GeoscienceAustralia / PyRate

A Python tool for estimating velocity and time-series from Interferometric Synthetic Aperture Radar (InSAR) data.
https://geoscienceaustralia.github.io/PyRate/
Apache License 2.0
200 stars 70 forks source link

Nans for pixels in reference window in linear_rate product #310

Closed mcgarth closed 3 years ago

mcgarth commented 3 years ago

Observation: Nans for pixels within reference window in linear_rate product

Possible cause: are pixels with zero value set to Nan following the APS spatial filter operation?

Solution: during ref phase subtraction, assign ref phase to a sub-millimetric number (e.g. 0.00001) instead of zero.

chandra2ga commented 3 years ago

This is an important issue and a bug in the program while processing pyrate with higher multi-look factor.

Concern: When we used user selected reference pixel in case of higher multi-look factor e.g., 20 mlk.

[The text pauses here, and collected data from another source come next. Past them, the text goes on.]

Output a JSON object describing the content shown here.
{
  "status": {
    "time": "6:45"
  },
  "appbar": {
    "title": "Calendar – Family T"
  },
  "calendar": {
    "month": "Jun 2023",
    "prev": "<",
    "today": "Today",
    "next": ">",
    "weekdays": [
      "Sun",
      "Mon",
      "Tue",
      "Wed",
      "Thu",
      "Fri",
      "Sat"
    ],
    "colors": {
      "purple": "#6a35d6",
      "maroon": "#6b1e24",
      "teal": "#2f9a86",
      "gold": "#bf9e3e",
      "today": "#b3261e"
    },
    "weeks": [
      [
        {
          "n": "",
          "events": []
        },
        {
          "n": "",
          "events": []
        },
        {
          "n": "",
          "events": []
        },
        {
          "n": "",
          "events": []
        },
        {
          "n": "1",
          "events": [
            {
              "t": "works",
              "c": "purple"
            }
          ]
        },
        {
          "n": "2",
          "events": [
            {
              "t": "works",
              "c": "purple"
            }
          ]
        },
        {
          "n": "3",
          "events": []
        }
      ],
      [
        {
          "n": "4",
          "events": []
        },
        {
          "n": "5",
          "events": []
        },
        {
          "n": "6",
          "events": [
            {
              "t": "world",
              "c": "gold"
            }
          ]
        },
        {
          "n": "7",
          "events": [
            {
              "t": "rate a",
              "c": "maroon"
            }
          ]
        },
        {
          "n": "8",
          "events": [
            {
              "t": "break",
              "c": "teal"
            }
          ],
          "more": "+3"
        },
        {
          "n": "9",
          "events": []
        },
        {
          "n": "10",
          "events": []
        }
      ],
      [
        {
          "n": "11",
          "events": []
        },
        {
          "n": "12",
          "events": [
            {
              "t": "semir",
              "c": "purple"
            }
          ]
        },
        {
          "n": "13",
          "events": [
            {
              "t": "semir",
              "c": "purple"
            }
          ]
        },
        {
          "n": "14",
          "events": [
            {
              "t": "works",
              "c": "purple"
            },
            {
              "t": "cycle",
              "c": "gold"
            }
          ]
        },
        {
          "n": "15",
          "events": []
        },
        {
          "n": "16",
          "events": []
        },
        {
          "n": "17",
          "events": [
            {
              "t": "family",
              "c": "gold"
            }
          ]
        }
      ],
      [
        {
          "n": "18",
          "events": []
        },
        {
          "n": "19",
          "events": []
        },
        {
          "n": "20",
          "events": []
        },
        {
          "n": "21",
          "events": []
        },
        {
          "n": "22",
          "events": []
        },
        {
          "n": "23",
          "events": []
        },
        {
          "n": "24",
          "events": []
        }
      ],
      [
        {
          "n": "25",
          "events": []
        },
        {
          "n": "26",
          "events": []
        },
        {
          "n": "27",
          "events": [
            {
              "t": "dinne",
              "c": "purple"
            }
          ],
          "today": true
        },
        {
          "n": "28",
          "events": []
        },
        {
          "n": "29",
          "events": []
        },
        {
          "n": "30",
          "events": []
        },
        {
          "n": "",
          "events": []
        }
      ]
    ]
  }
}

Some cases we encountered that after APS filtering step the program assign default NaN values to the reference pixel location (when not finding any neighboring ref pixel within a certain search window size) but then continue processing without showing any error.

Here is an example of using 20 mlk vs 15 mlk. If we zoom around the reference pixel location we will notice the actual differences and NaN pixel value assigned for 20 mlk velocity map. zoomed_vel_map

Solution: Whenever program encountered such issue, program would automatically assign a non-zero small number of higher decimal (e.g., 0.000001) to the reference location.

@basaks may use develop branch for bug fix. Let me know if you have any further concern. Thanks!

richardt94 commented 3 years ago

I'm not sure if I agree with NaN-setting zero pixels after the APS if this is what is happening - surely we can create a mask from pixels that are NaN before the APS, do the APS (including interpolating the NaNs for compatibility with Fourier transform), and then use the mask to set no-data areas on the output? This seems more robust to avoid erroneously masking areas of the interferogram that happen to be close to zero.